The battle of the HTPC cards, Galaxy’s GT 520 vs. HD 6450 (GDDR5 vs. GDDR3)
Enemy Territory: Quake Wars
Enemy Territory: Quake Wars is an objective-driven, class-based first person shooter set in the Quake universe. Quake Wars pits the combined human armies of the Global Defense Force against the technologically superior Strogg, an alien race who has come to earth to use humans for spare parts and food. It allows you to play a part, probably best as an online multi-player experience, in the battles waged around the world in mankind’s desperate war to survive.
Quake Wars is an OpenGL game based on id’s Doom3 game engine with the addition of their MegaTexture technology. It also supports some of the latest 3D effects seen in today’s games, including soft particles, although it is somewhat dated and less demanding on video cards than many DX10 games. id’s MegaTexture technology is designed to provide very large maps without having to reuse the same textures over and over again.

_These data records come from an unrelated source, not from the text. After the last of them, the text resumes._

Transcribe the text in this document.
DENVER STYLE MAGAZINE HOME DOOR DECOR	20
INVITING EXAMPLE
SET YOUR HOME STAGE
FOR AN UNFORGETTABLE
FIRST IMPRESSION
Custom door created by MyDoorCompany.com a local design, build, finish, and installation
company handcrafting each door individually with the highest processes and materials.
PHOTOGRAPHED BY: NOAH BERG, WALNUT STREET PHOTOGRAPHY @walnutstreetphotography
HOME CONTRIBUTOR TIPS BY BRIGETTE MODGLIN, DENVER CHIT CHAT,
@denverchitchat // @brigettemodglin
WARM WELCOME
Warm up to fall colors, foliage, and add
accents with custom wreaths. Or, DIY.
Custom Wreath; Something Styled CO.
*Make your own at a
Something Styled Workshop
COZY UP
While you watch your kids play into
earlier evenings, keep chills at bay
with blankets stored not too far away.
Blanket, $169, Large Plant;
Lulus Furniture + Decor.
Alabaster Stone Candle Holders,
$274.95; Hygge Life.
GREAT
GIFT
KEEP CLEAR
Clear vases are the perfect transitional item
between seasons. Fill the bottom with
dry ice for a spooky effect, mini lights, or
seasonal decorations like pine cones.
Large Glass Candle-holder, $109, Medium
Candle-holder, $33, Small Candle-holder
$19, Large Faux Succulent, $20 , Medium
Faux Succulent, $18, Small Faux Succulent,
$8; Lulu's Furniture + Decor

For our benchmark we chose the flyby, Salvage Demo. It is one of the most graphically demanding of all of the flybys and it is very repeatable and reliable in its results. It is fairly close to what you will experience in-game. All of our settings are set to ‘maximum’ and we also apply 4xAA or 8xAA plus 16xAF in game. We usually test at 2560×1600 and 1920×1200 resolutions, but they are far too demanding for our target new cards so we will explore 1680×1050 – all details are maxed and we first start with 2xAA:
This game was not playable at 1680×1050 resolution with this level of AA on our HD 6450 nor the GT 420. So let’s drop the anti-aliasing completely while we test at 1280×720 resolution.
The three cards run this benchmark satisfactorily except for the HIS HD 6450. Strangely, the GTS 220 is still a stronger performer than the GT 520 although the GDDR5 version of the HD 6450 trades blows with our overclocked GT 520 in the summary.